On les voit partout, mais connaît-on vraiment les éoliennes ?

Dans les champs, le long des autoroutes, sur les crêtes ou au large des côtes, les éoliennes font partie du paysage belge et européen. Familières de notre quotidien, on les connaît assez peu, ce qui suscite souvent des opinions tranchées, des inquiétudes et des croyances. Rien de plus « humain », car ces « moulins » géants restent mystérieux pour la plupart d’entre nous. Dans cet article, nous démêlons le vrai du faux et terminons par une invitation… hors du commun.

1. L’énergie éolienne fait grimper votre facture, vrai ou faux ?

C’est FAUX, l’énergie éolienne est même avantageuse pour votre portefeuille. Comment expliquer cette vérité méconnue ? D’abord, l’énergie éolienne est produite chez nous, grâce au vent « noir-jaune-rouge ». En plus d’être verte, elle est donc locale. Un atout pour diminuer notre dépendance aux combustibles fossiles importés, dont les prix sont volatils. Résultat, l’éolien national contribue à la stabilité des prix, pas à leur envolée. En l’espace de 10 ans, le coût de l’éolien a également été divisé par trois, ce qui en fait l’une des sources d’énergie les plus compétitives.

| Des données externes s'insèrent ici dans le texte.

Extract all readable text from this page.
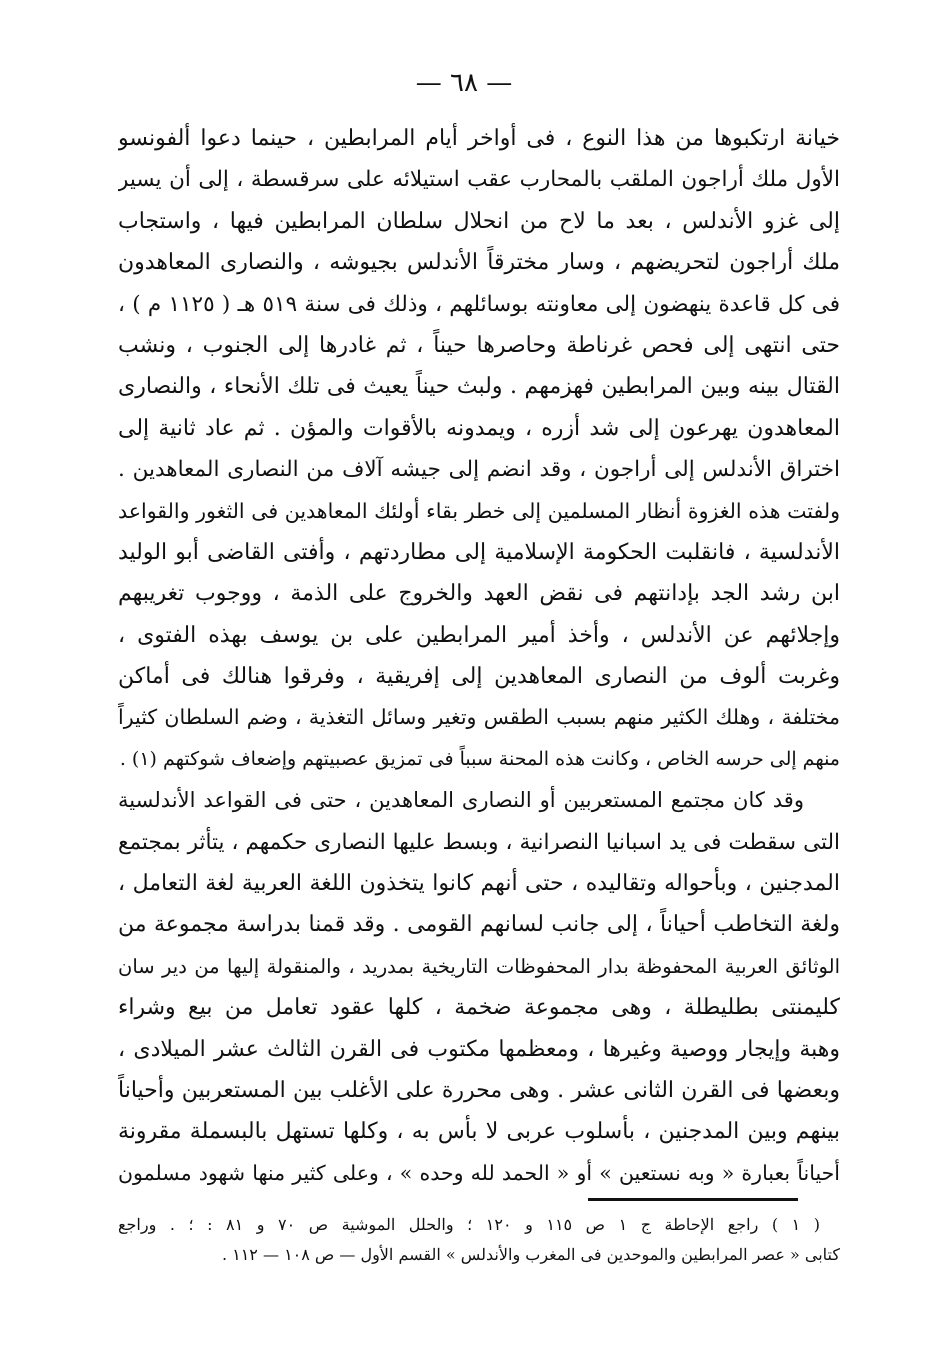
— ٦٨ —
خيانة ارتكبوها من هذا النوع ، فى أواخر أيام المرابطين ، حينما دعوا ألفونسو
الأول ملك أراجون الملقب بالمحارب عقب استيلائه على سرقسطة ، إلى أن يسير
إلى غزو الأندلس ، بعد ما لاح من انحلال سلطان المرابطين فيها ، واستجاب
ملك أراجون لتحريضهم ، وسار مخترقاً الأندلس بجيوشه ، والنصارى المعاهدون
فى كل قاعدة ينهضون إلى معاونته بوسائلهم ، وذلك فى سنة ٥١٩ هـ ( ١١٢٥ م ) ،
حتى انتهى إلى فحص غرناطة وحاصرها حيناً ، ثم غادرها إلى الجنوب ، ونشب
القتال بينه وبين المرابطين فهزمهم . ولبث حيناً يعيث فى تلك الأنحاء ، والنصارى
المعاهدون يهرعون إلى شد أزره ، ويمدونه بالأقوات والمؤن . ثم عاد ثانية إلى
اختراق الأندلس إلى أراجون ، وقد انضم إلى جيشه آلاف من النصارى المعاهدين .
ولفتت هذه الغزوة أنظار المسلمين إلى خطر بقاء أولئك المعاهدين فى الثغور والقواعد
الأندلسية ، فانقلبت الحكومة الإسلامية إلى مطاردتهم ، وأفتى القاضى أبو الوليد
ابن رشد الجد بإدانتهم فى نقض العهد والخروج على الذمة ، ووجوب تغريبهم
وإجلائهم عن الأندلس ، وأخذ أمير المرابطين على بن يوسف بهذه الفتوى ،
وغربت ألوف من النصارى المعاهدين إلى إفريقية ، وفرقوا هنالك فى أماكن
مختلفة ، وهلك الكثير منهم بسبب الطقس وتغير وسائل التغذية ، وضم السلطان كثيراً
منهم إلى حرسه الخاص ، وكانت هذه المحنة سبباً فى تمزيق عصبيتهم وإضعاف شوكتهم (١) .
وقد كان مجتمع المستعربين أو النصارى المعاهدين ، حتى فى القواعد الأندلسية
التى سقطت فى يد اسبانيا النصرانية ، وبسط عليها النصارى حكمهم ، يتأثر بمجتمع
المدجنين ، وبأحواله وتقاليده ، حتى أنهم كانوا يتخذون اللغة العربية لغة التعامل ،
ولغة التخاطب أحياناً ، إلى جانب لسانهم القومى . وقد قمنا بدراسة مجموعة من
الوثائق العربية المحفوظة بدار المحفوظات التاريخية بمدريد ، والمنقولة إليها من دير سان
كليمنتى بطليطلة ، وهى مجموعة ضخمة ، كلها عقود تعامل من بيع وشراء
وهبة وإيجار ووصية وغيرها ، ومعظمها مكتوب فى القرن الثالث عشر الميلادى ،
وبعضها فى القرن الثانى عشر . وهى محررة على الأغلب بين المستعربين وأحياناً
بينهم وبين المدجنين ، بأسلوب عربى لا بأس به ، وكلها تستهل بالبسملة مقرونة
أحياناً بعبارة « وبه نستعين » أو « الحمد لله وحده » ، وعلى كثير منها شهود مسلمون
( ١ ) راجع الإحاطة ج ١ ص ١١٥ و ١٢٠ ؛ والحلل الموشية ص ٧٠ و ٨١ : ؛ . وراجع
كتابى « عصر المرابطين والموحدين فى المغرب والأندلس » القسم الأول — ص ١٠٨ — ١١٢ .
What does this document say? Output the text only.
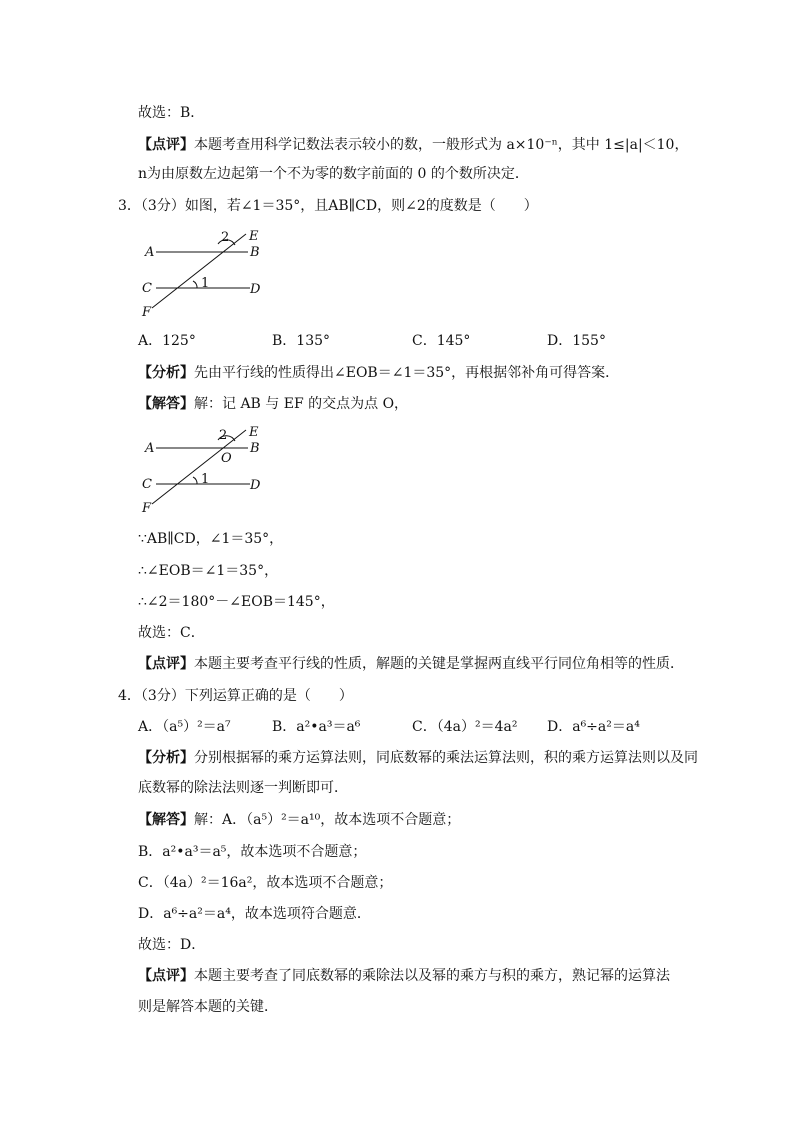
故选：B．
【点评】本题考查用科学记数法表示较小的数，一般形式为 a×10⁻ⁿ，其中 1≤|a|＜10，
n为由原数左边起第一个不为零的数字前面的 0 的个数所决定．
3．（3分）如图，若∠1＝35°，且AB∥CD，则∠2的度数是（　　）
A	B
C	D
E
F
2
1
A．125°	B．135°	C．145°	D．155°
【分析】先由平行线的性质得出∠EOB＝∠1＝35°，再根据邻补角可得答案．
【解答】解：记 AB 与 EF 的交点为点 O，
A	B
C	D
E
F
2
O
1
∵AB∥CD，∠1＝35°，
∴∠EOB＝∠1＝35°，
∴∠2＝180°－∠EOB＝145°，
故选：C．
【点评】本题主要考查平行线的性质，解题的关键是掌握两直线平行同位角相等的性质．
4．（3分）下列运算正确的是（　　）
A．（a⁵）²＝a⁷	B．a²•a³＝a⁶	C．（4a）²＝4a² D．a⁶÷a²＝a⁴
【分析】分别根据幂的乘方运算法则，同底数幂的乘法运算法则，积的乘方运算法则以及同
底数幂的除法法则逐一判断即可．
【解答】解：A．（a⁵）²＝a¹⁰，故本选项不合题意；
B．a²•a³＝a⁵，故本选项不合题意；
C．（4a）²＝16a²，故本选项不合题意；
D．a⁶÷a²＝a⁴，故本选项符合题意．
故选：D．
【点评】本题主要考查了同底数幂的乘除法以及幂的乘方与积的乘方，熟记幂的运算法
则是解答本题的关键．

De plus, les parcs éoliens génèrent même de la valeur, comme c’est le cas en Wallonie. Selon une étude de 2022, chaque éolienne wallonne génère une valeur ajoutée d’environ 157 000 euros, qui est réinvestie dans l’économie locale, avec à la clé 1 500 emplois durables et non délocalisables dans le secteur des énergies renouvelables. Côté portefeuille, les éoliennes sont donc plutôt nos alliés !

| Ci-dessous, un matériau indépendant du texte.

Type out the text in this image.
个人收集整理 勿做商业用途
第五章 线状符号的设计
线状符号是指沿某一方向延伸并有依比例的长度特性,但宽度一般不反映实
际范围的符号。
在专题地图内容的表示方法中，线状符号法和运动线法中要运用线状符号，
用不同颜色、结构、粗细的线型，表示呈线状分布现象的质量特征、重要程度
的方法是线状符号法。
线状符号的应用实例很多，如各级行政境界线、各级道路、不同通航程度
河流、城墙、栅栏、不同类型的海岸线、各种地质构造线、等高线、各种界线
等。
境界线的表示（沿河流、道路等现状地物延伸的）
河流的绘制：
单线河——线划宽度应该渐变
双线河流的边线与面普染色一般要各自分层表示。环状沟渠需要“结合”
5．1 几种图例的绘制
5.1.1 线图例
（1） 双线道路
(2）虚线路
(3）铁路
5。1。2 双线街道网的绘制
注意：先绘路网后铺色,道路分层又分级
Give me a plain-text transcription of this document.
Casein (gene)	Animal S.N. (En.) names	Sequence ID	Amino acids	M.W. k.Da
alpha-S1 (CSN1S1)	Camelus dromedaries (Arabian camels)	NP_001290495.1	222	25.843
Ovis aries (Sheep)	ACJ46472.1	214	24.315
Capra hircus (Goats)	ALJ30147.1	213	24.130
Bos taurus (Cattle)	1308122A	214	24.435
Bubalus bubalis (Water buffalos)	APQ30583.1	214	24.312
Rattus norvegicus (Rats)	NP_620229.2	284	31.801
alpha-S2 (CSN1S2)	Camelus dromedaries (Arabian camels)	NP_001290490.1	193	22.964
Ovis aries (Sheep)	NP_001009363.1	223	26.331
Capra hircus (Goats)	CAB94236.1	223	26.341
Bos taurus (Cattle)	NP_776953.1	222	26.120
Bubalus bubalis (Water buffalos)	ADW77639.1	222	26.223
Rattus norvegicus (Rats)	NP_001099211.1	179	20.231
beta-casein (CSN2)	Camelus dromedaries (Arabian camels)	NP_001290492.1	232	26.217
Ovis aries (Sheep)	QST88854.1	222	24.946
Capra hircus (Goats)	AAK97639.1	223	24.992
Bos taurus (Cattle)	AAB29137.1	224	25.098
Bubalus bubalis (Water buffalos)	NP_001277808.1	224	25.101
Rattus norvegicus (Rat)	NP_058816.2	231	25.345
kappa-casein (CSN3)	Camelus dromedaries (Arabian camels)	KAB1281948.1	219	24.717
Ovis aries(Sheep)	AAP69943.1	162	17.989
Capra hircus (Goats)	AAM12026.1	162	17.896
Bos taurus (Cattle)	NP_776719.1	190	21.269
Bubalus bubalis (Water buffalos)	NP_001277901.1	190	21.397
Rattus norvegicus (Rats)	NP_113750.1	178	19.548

2. Les éoliennes sont dangereuses pour les oiseaux. Vraiment ?

Encore une fois, c’est FAUX… et de loin. Lorsqu’on met « oiseaux » et « éoliennes » dans la même phrase, une image surgit : un joli rouge-gorge happé par la rotation d’énormes pales blanches. Dans la réalité, ces collisions dramatiques sont rares. Une éolienne cause la mort de 0 à 3 oiseaux par an et ne figure même pas dans le top 10 des principaux dangers. Le tableau ci-dessous est clair : les chats font bien plus de dégâts, environ 100 fois plus !

Cause Part de la mortalité

Collisions avec fenêtres et bâtiments 

25,7 % 

Tirs et piégeage 

18,6 % 

Prédation par les chats 

16,3 % 

Autres : lignes à haute tension, routes, pesticides, etc. 

Non chiffré 

Éoliennes 

Hors top 10

Source : étude Pavisse, Vangeluwe & Clergeau (2019), via Ligue royale belge pour la Protection des oiseaux (LRBPO)

 

Malgré tout, l’impact des éoliennes sur la faune et la flore n’est pas nul. Il ne peut donc pas être ignoré… Avant toute nouvelle installation, une étude d’incidences sur l’environnement est menée par un bureau indépendant agréé, afin de prévoir d’éventuelles mesures concrètes, comme :  

  • le déplacement du projet pour éviter un couloir migratoire d’oiseaux, 
  • l’arrêt temporaire des éoliennes lors de passages d’espèces sensibles, notamment les chauves-souris, 
  • ou la création de zones de compensation pour enrichir la biodiversité locale.  

Pour en savoir plus ce sujet, découvrez ces 12 curiosités au sujet des éoliennes.

3. Les pales des éoliennes finissent enterrées. Vous en êtes sûr ?

Cette croyance doit être nuancée, car elle penche de plus en plus vers le FAUX. Aujourd’hui, 80 à 90 % d’une éolienne est recyclé sans trop de difficultés : acier et fer, aluminium (échelles, plateformes, câbles) composants électroniques, béton des fondations, cuivre, etc. Alors, d’où vient cette « fausse » idée ?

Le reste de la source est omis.